The PSC decides whether to offer Early Intervention and it is only offered in specific cases. For example, Early Intervention is not offered when an investigation is warranted for fraud, political influence, or improper conduct.

The Early Intervention session

The facilitator schedules a date for the Early Intervention session. Persons affected may be accompanied or represented by a person of their choice.

Normally, Early Intervention is conducted through a “face-to-face” meeting where the facilitator meets all persons affected at the same time. However, a “Shuttle Early Intervention” may be necessary in some circumstances. The principles and objectives of a “Shuttle Early Intervention” are the same as those in the “face-to-face” approach. The difference is that the facilitator goes back and forth between the persons affected, exchanging information and ideas for possible solutions.

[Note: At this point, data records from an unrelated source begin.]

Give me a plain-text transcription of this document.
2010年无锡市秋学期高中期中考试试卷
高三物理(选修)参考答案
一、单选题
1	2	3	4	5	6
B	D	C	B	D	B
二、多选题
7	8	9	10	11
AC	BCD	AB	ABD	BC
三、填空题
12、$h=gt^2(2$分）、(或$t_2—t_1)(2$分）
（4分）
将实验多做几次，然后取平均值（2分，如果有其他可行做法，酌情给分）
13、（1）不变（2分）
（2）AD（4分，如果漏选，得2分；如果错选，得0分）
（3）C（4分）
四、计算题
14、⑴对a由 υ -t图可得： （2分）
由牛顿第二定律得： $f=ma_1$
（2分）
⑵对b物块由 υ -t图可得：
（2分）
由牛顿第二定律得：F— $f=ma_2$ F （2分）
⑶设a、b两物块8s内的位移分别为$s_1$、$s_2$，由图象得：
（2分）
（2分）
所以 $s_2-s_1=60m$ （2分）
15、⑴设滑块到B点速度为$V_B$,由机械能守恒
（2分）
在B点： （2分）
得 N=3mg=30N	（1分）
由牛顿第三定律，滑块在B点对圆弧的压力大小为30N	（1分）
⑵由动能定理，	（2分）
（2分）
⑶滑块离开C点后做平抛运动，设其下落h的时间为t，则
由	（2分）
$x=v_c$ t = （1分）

The following is a brief description of the main elements of an Early Intervention session:

  • the persons affected present their perspective on each issue to help the facilitator understand the issues and to clarify the problem to be solved
  • the facilitator ensures that individual issues are prioritized and dealt with systematically
  • a person affected may ask for a private and confidential meeting with the facilitator at any time during the session to discuss matters that may help in working toward a solution
  • more than one Early Intervention session may be required; further, if a resolution is not reached at the initial session, the persons affected may authorize the facilitator to do follow-up work such as information-gathering, exchange between the persons or meetings by telephone
  • following a successful Early Intervention session, the facilitator may draw up a draft Memorandum of Agreement for the consideration and eventual signature of the persons affected

The benefits of Early Intervention

  • Early Intervention is an efficient way to resolve issues to the satisfaction of both parties
  • Early Intervention is voluntary; nothing happens during Early Intervention without the persons affected person's consent
  • Each person affected may withdraw from the Early Intervention at any time; the facilitator may also end the Early Intervention if, for example, it appears that no resolution is possible
  • With the assistance of the facilitator, the persons affected come up with solutions that may meet their mutual needs and interests
  • Early Intervention allows for creative solutions; often, persons affected come away from the Early Intervention process with benefits that would not have been possible if an investigation had been used to resolve the issue
  • All communications in Early Intervention are confidential; the persons affected control what they want the facilitator to know; the expectation is that the persons affected will be open and forthcoming with information and ideas for resolution
  • Early Intervention creates an environment conducive to discussion

When Early Intervention is not successful

When Early Intervention is not successful, the investigation will proceed. To this end, an investigator other than the facilitator is assigned to conduct the investigation. Information obtained in the course of the Early Intervention will not be communicated to the investigator responsible for the investigation, as the Early Intervention process is confidential.